According to it, during that period, while official policy was that any foreign national can join, and due to "anonymat" even French sitizens joined quite often, but in practice recruitment, save for some rare exceptions, was restricted to European nations, and sometimes even some of those were excluded, but this were mostly due to political and ideological considerations, not racism. For example, Algerians were not accepted into Legion because for most of its history Legion was tasked with control of Algeria, and locals were thought to be unreliable when deployed against their compatriots; recruitment of Jews in 1940 was discouraged because of rising antisemitic sentiments in French North African colonies due to influx of Jewish refugees; Russian recruits were declined in the end of WW2 out of fear of Communist infiltration, and so on.
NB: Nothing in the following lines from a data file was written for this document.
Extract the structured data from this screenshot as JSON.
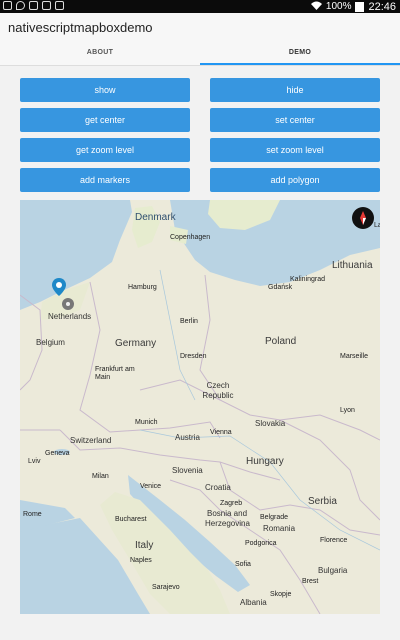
{
  "status_bar": {
    "battery": "100%",
    "time": "22:46",
    "icons": [
      "android-icon",
      "location-icon",
      "image-icon",
      "briefcase-icon",
      "photo-icon",
      "wifi-icon",
      "battery-icon"
    ]
  },
  "app": {
    "title": "nativescriptmapboxdemo"
  },
  "tabs": [
    {
      "label": "ABOUT",
      "selected": false
    },
    {
      "label": "DEMO",
      "selected": true
    }
  ],
  "buttons": {
    "show": "show",
    "hide": "hide",
    "get_center": "get center",
    "set_center": "set center",
    "get_zoom": "get zoom level",
    "set_zoom": "set zoom level",
    "add_markers": "add markers",
    "add_polygon": "add polygon"
  },
  "map": {
    "seas": [
      "Denmark"
    ],
    "countries": [
      "Netherlands",
      "Germany",
      "Poland",
      "Belgium",
      "Czech Republic",
      "Switzerland",
      "Austria",
      "Slovakia",
      "Hungary",
      "Slovenia",
      "Croatia",
      "Bosnia and Herzegovina",
      "Serbia",
      "Romania",
      "Italy",
      "Bulgaria",
      "Albania",
      "Lithuania"
    ],
    "cities": [
      "Copenhagen",
      "Hamburg",
      "Gdańsk",
      "Kaliningrad",
      "Berlin",
      "Dresden",
      "Frankfurt am Main",
      "Munich",
      "Vienna",
      "Geneva",
      "Milan",
      "Venice",
      "Zagreb",
      "Belgrade",
      "Bucharest",
      "Florence",
      "Rome",
      "Naples",
      "Marseille",
      "Lyon",
      "Sarajevo",
      "Podgorica",
      "Sofia",
      "Brest",
      "Lviv",
      "Skopje"
    ],
    "partial_labels": [
      "La"
    ],
    "accent_color": "#2196f3",
    "button_color": "#3796e0"
  }
}
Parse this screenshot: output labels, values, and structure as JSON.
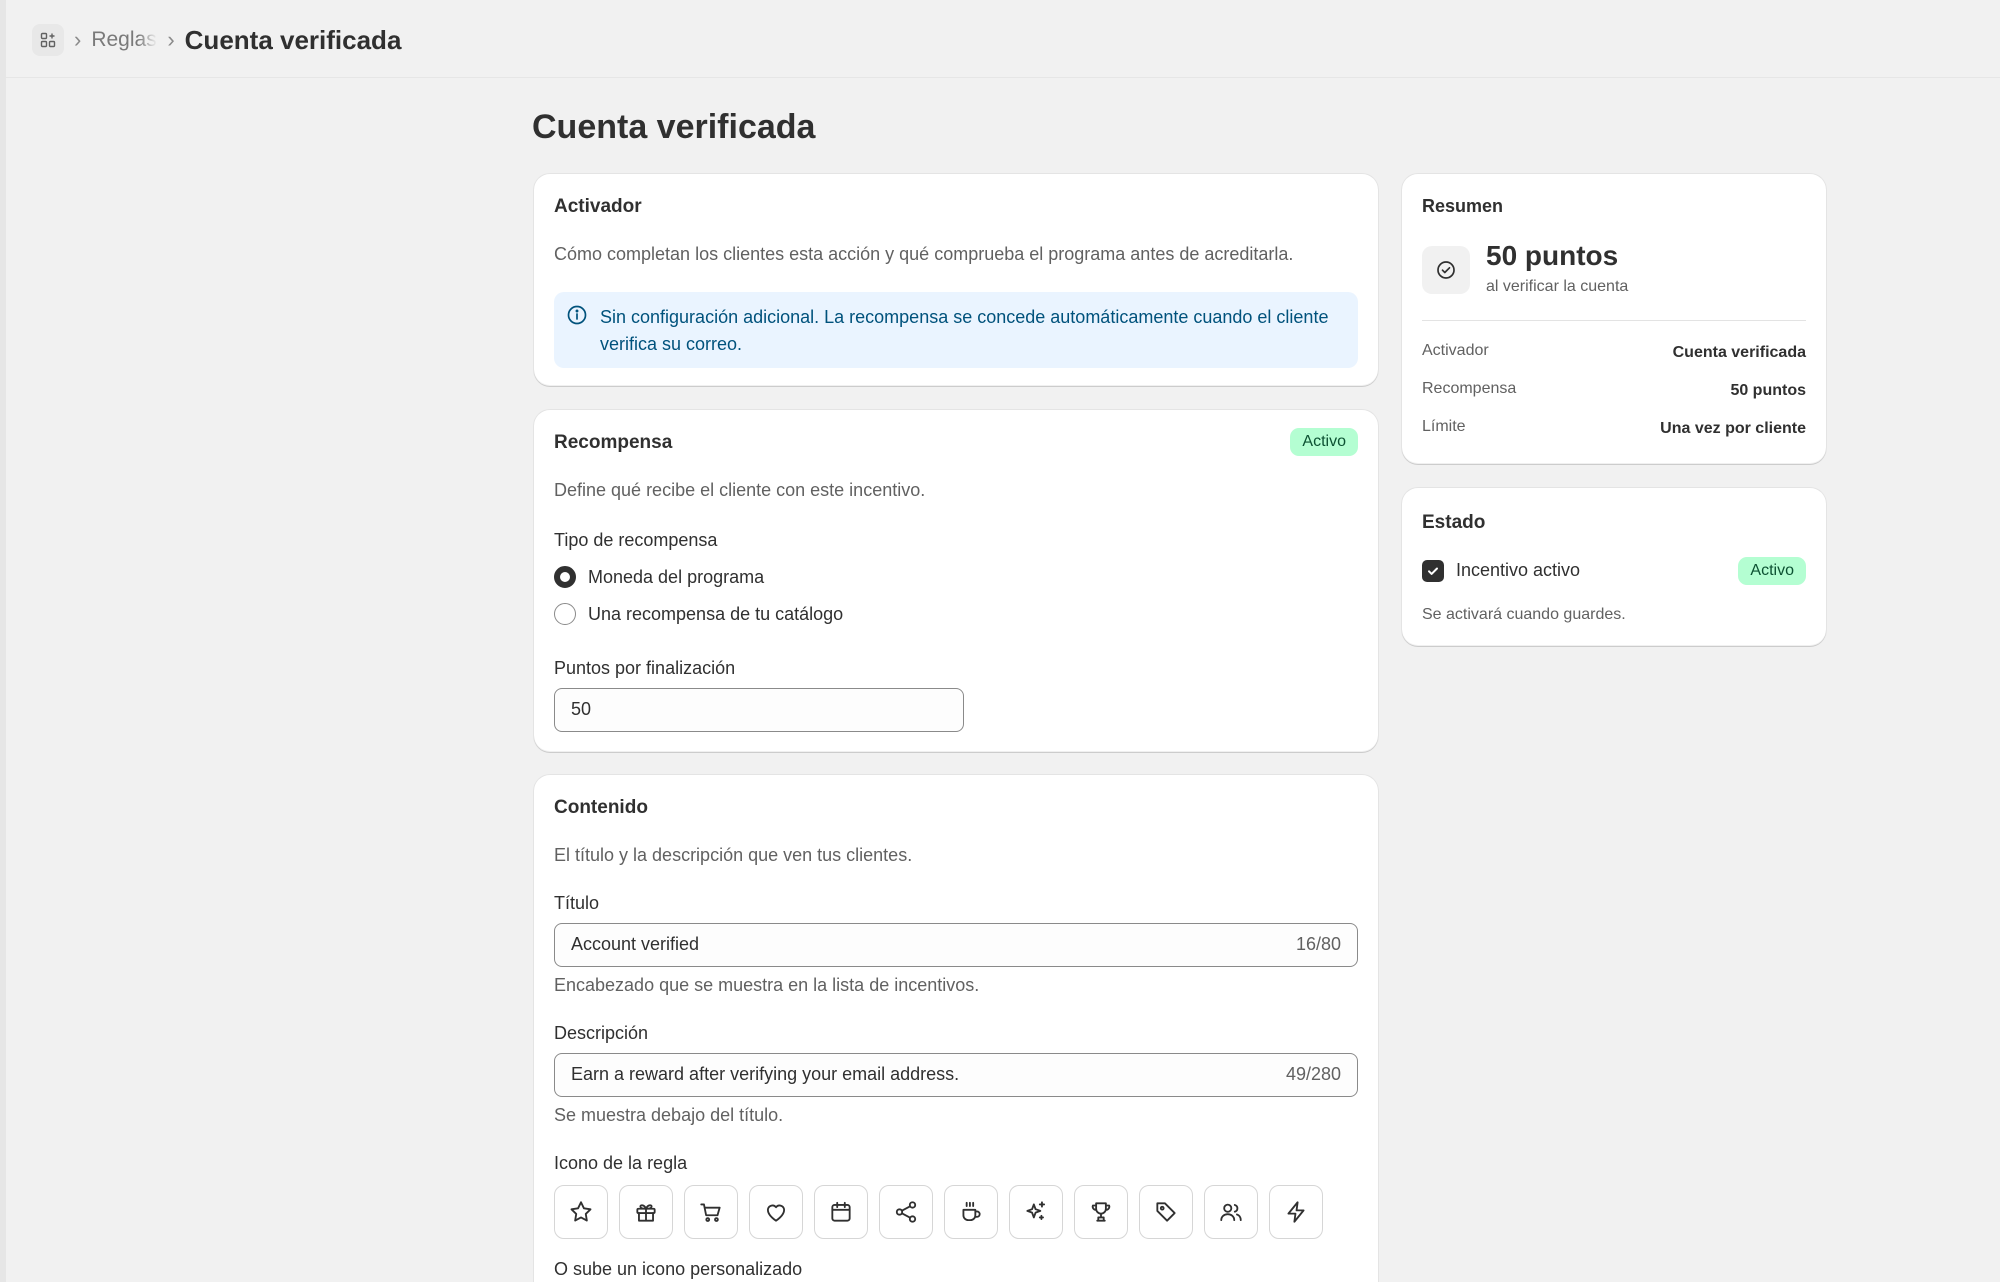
{
  "breadcrumb": {
    "home_icon": "apps-icon",
    "parent": "Reglas de incentivos",
    "current": "Cuenta verificada"
  },
  "page": {
    "title": "Cuenta verificada"
  },
  "trigger_card": {
    "title": "Activador",
    "description": "Cómo completan los clientes esta acción y qué comprueba el programa antes de acreditarla.",
    "banner_icon": "info-icon",
    "banner_text": "Sin configuración adicional. La recompensa se concede automáticamente cuando el cliente verifica su correo."
  },
  "reward_card": {
    "title": "Recompensa",
    "badge": "Activo",
    "description": "Define qué recibe el cliente con este incentivo.",
    "type_label": "Tipo de recompensa",
    "options": [
      {
        "label": "Moneda del programa",
        "selected": true
      },
      {
        "label": "Una recompensa de tu catálogo",
        "selected": false
      }
    ],
    "points_label": "Puntos por finalización",
    "points_value": "50"
  },
  "content_card": {
    "title": "Contenido",
    "description": "El título y la descripción que ven tus clientes.",
    "title_label": "Título",
    "title_value": "Account verified",
    "title_count": "16/80",
    "title_help": "Encabezado que se muestra en la lista de incentivos.",
    "desc_label": "Descripción",
    "desc_value": "Earn a reward after verifying your email address.",
    "desc_count": "49/280",
    "desc_help": "Se muestra debajo del título.",
    "icon_label": "Icono de la regla",
    "icons": [
      "star-icon",
      "gift-icon",
      "cart-icon",
      "heart-icon",
      "calendar-icon",
      "share-icon",
      "coffee-icon",
      "sparkles-icon",
      "trophy-icon",
      "tag-icon",
      "users-icon",
      "bolt-icon"
    ],
    "upload_label": "O sube un icono personalizado"
  },
  "summary_card": {
    "title": "Resumen",
    "icon": "check-circle-icon",
    "points": "50 puntos",
    "subtitle": "al verificar la cuenta",
    "rows": [
      {
        "key": "Activador",
        "value": "Cuenta verificada"
      },
      {
        "key": "Recompensa",
        "value": "50 puntos"
      },
      {
        "key": "Límite",
        "value": "Una vez por cliente"
      }
    ]
  },
  "status_card": {
    "title": "Estado",
    "checkbox_label": "Incentivo activo",
    "checked": true,
    "badge": "Activo",
    "note": "Se activará cuando guardes."
  }
}
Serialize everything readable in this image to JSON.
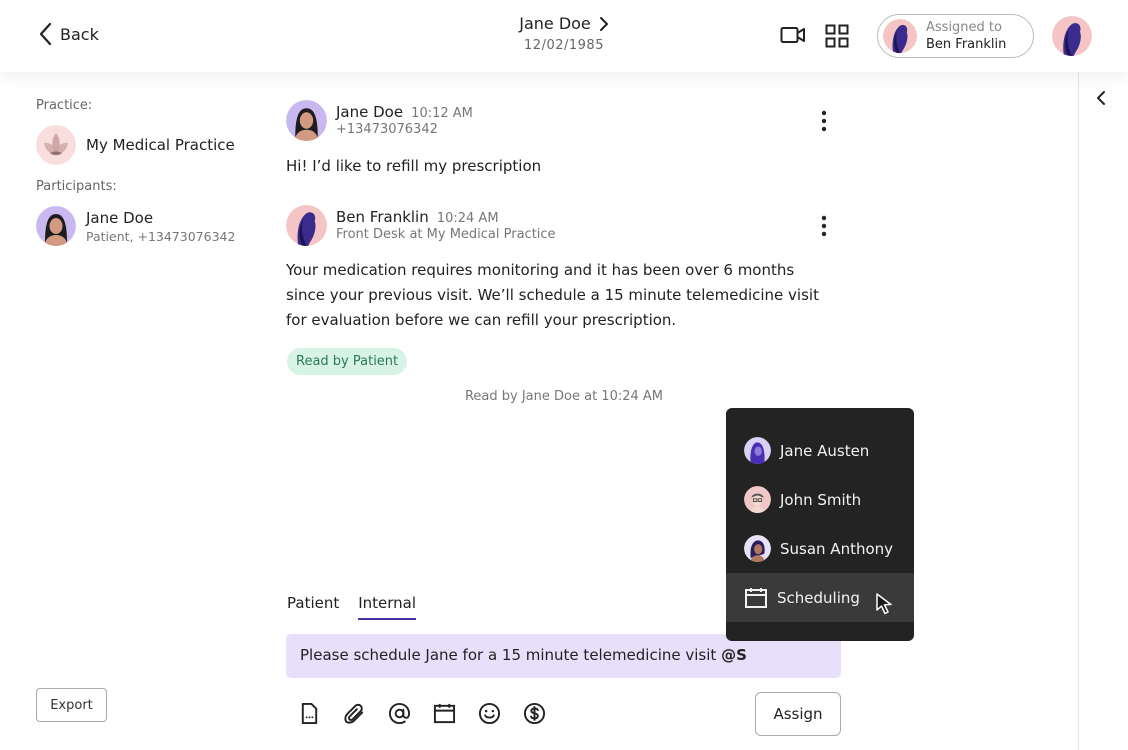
{
  "header": {
    "back_label": "Back",
    "patient_name": "Jane Doe",
    "patient_dob": "12/02/1985",
    "assigned_label": "Assigned to",
    "assigned_name": "Ben Franklin"
  },
  "sidebar": {
    "practice_label": "Practice:",
    "practice_name": "My Medical Practice",
    "participants_label": "Participants:",
    "participants": [
      {
        "name": "Jane Doe",
        "meta": "Patient, +13473076342"
      }
    ],
    "export_label": "Export"
  },
  "messages": [
    {
      "author": "Jane Doe",
      "time": "10:12 AM",
      "sub": "+13473076342",
      "body": "Hi! I’d like to refill my prescription"
    },
    {
      "author": "Ben Franklin",
      "time": "10:24 AM",
      "sub": "Front Desk at My Medical Practice",
      "body_lines": [
        "Your medication requires monitoring and it has been over 6 months",
        "since your previous visit. We’ll schedule a 15 minute telemedicine visit",
        "for evaluation before we can refill your prescription."
      ],
      "badge": "Read by Patient"
    }
  ],
  "read_receipt": "Read by Jane Doe at 10:24 AM",
  "tabs": [
    {
      "label": "Patient",
      "active": false
    },
    {
      "label": "Internal",
      "active": true
    }
  ],
  "compose": {
    "text": "Please schedule Jane for a 15 minute telemedicine visit ",
    "mention": "@S"
  },
  "assign_label": "Assign",
  "mention_menu": {
    "items": [
      {
        "label": "Jane Austen",
        "icon": "jane-austen-avatar"
      },
      {
        "label": "John Smith",
        "icon": "john-smith-avatar"
      },
      {
        "label": "Susan Anthony",
        "icon": "susan-anthony-avatar"
      },
      {
        "label": "Scheduling",
        "icon": "calendar-icon",
        "highlighted": true
      }
    ]
  },
  "colors": {
    "accent": "#4b2fa8",
    "compose_bg": "#e8e0fb",
    "badge_bg": "#d6f3e6",
    "badge_text": "#2c7a55",
    "menu_bg": "#232323"
  }
}
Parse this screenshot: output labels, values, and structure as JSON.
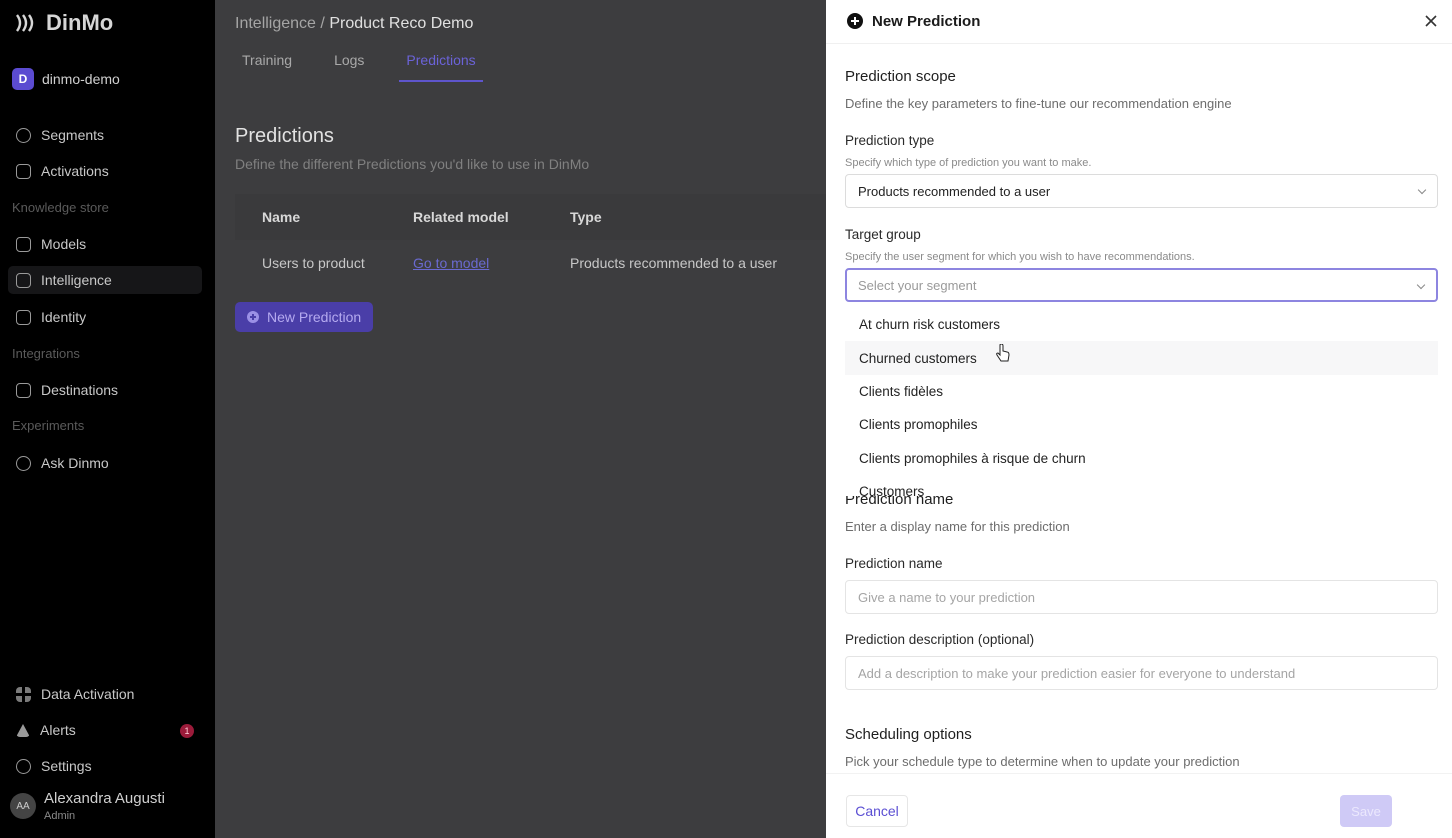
{
  "sidebar": {
    "brand": "DinMo",
    "workspace": {
      "initial": "D",
      "name": "dinmo-demo"
    },
    "items": {
      "segments": "Segments",
      "activations": "Activations",
      "section_knowledge": "Knowledge store",
      "models": "Models",
      "intelligence": "Intelligence",
      "identity": "Identity",
      "section_integrations": "Integrations",
      "destinations": "Destinations",
      "section_experiments": "Experiments",
      "ask_dinmo": "Ask Dinmo",
      "data_activation": "Data Activation",
      "alerts": "Alerts",
      "alerts_count": "1",
      "settings": "Settings"
    },
    "user": {
      "initials": "AA",
      "name": "Alexandra Augusti",
      "role": "Admin"
    }
  },
  "main": {
    "breadcrumb_root": "Intelligence",
    "breadcrumb_sep": "/",
    "breadcrumb_current": "Product Reco Demo",
    "tabs": {
      "training": "Training",
      "logs": "Logs",
      "predictions": "Predictions"
    },
    "title": "Predictions",
    "subtitle": "Define the different Predictions you'd like to use in DinMo",
    "table": {
      "headers": {
        "name": "Name",
        "model": "Related model",
        "type": "Type"
      },
      "rows": [
        {
          "name": "Users to product",
          "model": "Go to model",
          "type": "Products recommended to a user"
        }
      ]
    },
    "new_button": "New Prediction"
  },
  "panel": {
    "title": "New Prediction",
    "scope_title": "Prediction scope",
    "scope_desc": "Define the key parameters to fine-tune our recommendation engine",
    "type_label": "Prediction type",
    "type_help": "Specify which type of prediction you want to make.",
    "type_value": "Products recommended to a user",
    "target_label": "Target group",
    "target_help": "Specify the user segment for which you wish to have recommendations.",
    "target_placeholder": "Select your segment",
    "segments": [
      "At churn risk customers",
      "Churned customers",
      "Clients fidèles",
      "Clients promophiles",
      "Clients promophiles à risque de churn",
      "Customers"
    ],
    "name_section_title": "Prediction name",
    "name_section_desc": "Enter a display name for this prediction",
    "name_label": "Prediction name",
    "name_placeholder": "Give a name to your prediction",
    "desc_label": "Prediction description (optional)",
    "desc_placeholder": "Add a description to make your prediction easier for everyone to understand",
    "schedule_title": "Scheduling options",
    "schedule_desc": "Pick your schedule type to determine when to update your prediction",
    "cancel": "Cancel",
    "save": "Save"
  }
}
But by 1960s French colonies were largely decolonised, and recruitment policy in practice became closer to official guidelines. In 1950, by the end of French involvement in Vietnam, French Legion began recruiting Asian troops as well (although recruits from Indochina were given different headgear), and after 1962, recruitment standarts became the same as modern ones - anyone who can get to Legion recruitment offices can join. Of course, that involves getting into France first, and that itself introduces a bit of bias towards Europeans (or at least towards sitizens of Schengen states).

Of course, recruitment policy does not indicate that there were no racial tensions within the ranks - in fact, Asian recruits in 1960s being given different uniform points to some degree of segregation. Some writers (this one, for example) argue that the Legion was heavily entrenched in the ideas of white superiority (unsurprising, given that the Legion was mostly German during the inter-war period).

Thus, I would conclude that while it was theoretically possible for an non-European to enlist in 1930, it wasn't likely he would feel himself welcome there, and there was no significant percentage of non-European troops in French Foreign Legion in the first half of XX century.